Is morale the new business metric?

C-suite! Are you talking about company morale at the board level?

From almost every conversation we have with clients, be they enterprise CEOs wanting to achieve more from less, scale-up COO's wanting to protect the quality of work whilst onboarding at scale, or SME's conscious of project-driven burnout, it's becoming startling how much so many organisations could benefit from better morale.

Marines marched on two things: their bellies, and their morale. If one of those two key ingredients were missing, performance would suffer in one way or another.

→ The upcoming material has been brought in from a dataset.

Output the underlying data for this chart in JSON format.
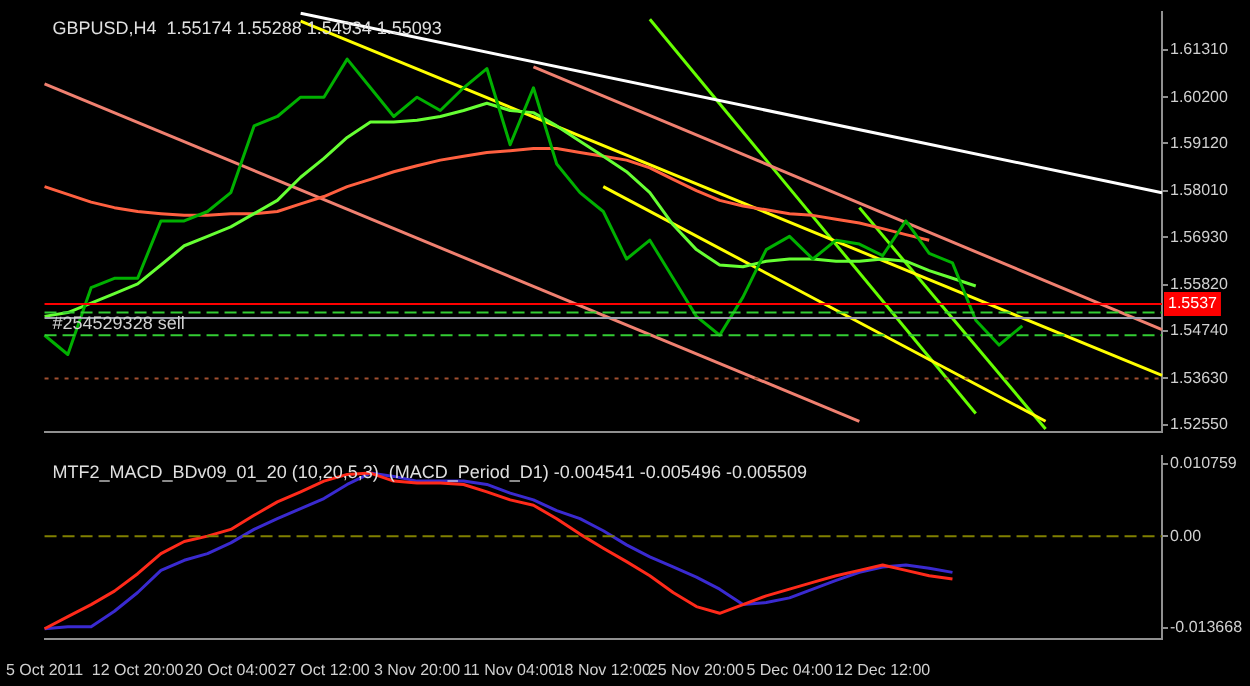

A lack of morale has a staggeringly negative impact on the workforce. People will disengage, burn out, lose sight of the mission, drop performance, and likely walk away.

When looked at, they are some of the biggest costs and pain points of a business, which are discussed at the board level. And at the heart of all these challenges is morale.

A lesson I learnt well in the marines, was that morale was not just the responsibility of the senior leadership, rewarding a unit with a night away somewhere, a bit of time off, or just a terrible officer joke.

It was predominately the responsibility of the sergeants and corporals of troops. The equivalent of managers or team leaders in the civilian world. They were the backbone of morale. If they couldn't lift the teams, then a miserable feeling would only fester. And the leaders I met were experts at this.

Morale isn't happiness or positivity. They are just lovely fluffy words that are actually rather intangible. Morale, however, is where engagement, retention, well-being, and performance lie. And more importantly, where resilience lies.

If a company's employees have higher morale and greater resilience, then the possibilities are endless.

Our belief at Loopin is that morale should be taken extremely seriously in a business because, without it, your company could be zombie walking towards a disaster.